While hacking or cyber attacks on Defense Department (DoD) sites is a daily occurrence, Clinton noted that some folks are bypassing the Pentagon and large defense firms and going after sub vendors.

“Some of the nefarious people…they are attacking subcontractors of the major defense contractors, and through them getting to the Pentagon,” he said. “The systems all interact, so you need a full system wide solution.”

Cyber security is a serious national issue, he added. Information and technology are being stolen, nation states are using these systems to disrupt other countries, and last month DoD divulged it was the focus of a serious cyber attack.

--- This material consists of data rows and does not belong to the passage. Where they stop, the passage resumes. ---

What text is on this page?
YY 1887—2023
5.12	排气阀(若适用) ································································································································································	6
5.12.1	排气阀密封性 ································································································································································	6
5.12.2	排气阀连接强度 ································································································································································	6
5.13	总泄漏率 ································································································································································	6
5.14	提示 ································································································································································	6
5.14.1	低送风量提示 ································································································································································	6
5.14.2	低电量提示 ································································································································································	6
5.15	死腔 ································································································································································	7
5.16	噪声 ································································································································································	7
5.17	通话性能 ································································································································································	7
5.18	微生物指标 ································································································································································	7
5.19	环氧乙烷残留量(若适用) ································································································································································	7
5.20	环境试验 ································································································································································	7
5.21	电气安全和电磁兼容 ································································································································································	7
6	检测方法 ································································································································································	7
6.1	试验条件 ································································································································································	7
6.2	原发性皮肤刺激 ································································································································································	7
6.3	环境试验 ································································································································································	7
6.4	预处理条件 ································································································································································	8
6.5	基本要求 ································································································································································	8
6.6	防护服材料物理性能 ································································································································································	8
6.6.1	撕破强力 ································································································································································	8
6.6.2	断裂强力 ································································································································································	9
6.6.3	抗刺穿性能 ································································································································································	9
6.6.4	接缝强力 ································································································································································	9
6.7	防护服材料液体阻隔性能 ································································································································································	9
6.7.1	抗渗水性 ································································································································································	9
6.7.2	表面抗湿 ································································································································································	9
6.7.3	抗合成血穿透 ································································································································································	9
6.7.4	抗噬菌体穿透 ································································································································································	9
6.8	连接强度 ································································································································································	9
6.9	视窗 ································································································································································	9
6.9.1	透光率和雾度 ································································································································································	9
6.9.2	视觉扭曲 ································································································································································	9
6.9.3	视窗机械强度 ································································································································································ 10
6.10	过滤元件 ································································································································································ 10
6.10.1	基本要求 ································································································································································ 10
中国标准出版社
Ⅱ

“And as we move into the next generation of warfare, virtually everybody in the field is going to have a cyber component,” Clinton pointed out. “Government needs to realize there is a serious national problem. It’s not being solved now. We have to figure out how to fix it, how to fix it completely, and how to fix it quickly.”

That’s why ISA is recommending to the Obama administration a Cyber Security Social Contract to deal with the issue.

The social contract ISA is proposing is based on the agreement between government and the utilities in the early 20th century, which had the goal of providing universal phone, power and light service to Americans, the report said.

“The necessary infrastructure improvements, technical and otherwise, can be addressed through incentives for private investment while the cyber related consumer protection items (SPAM-personal identity) are addressed by regulation,” according to the report.

Cyber security cannot be provided directly by the government, the report noted.

“As with utility service, many companies do an excellent job with information security as required by their business plans. As with public utility service, the inherent market incentives are insufficient to provide the breadth of security required by the public’s compelling national economic and security interests,” the report said. “Since a voluntary system will not provide adequate market incentives to accommodate the public interest, and due to the global nature of the Internet, a federally mandated system will not work either. A social contract wherein government provides incentives for the private sector to make cyber security investments that are not justified by current business plans is a pragmatic alternative.”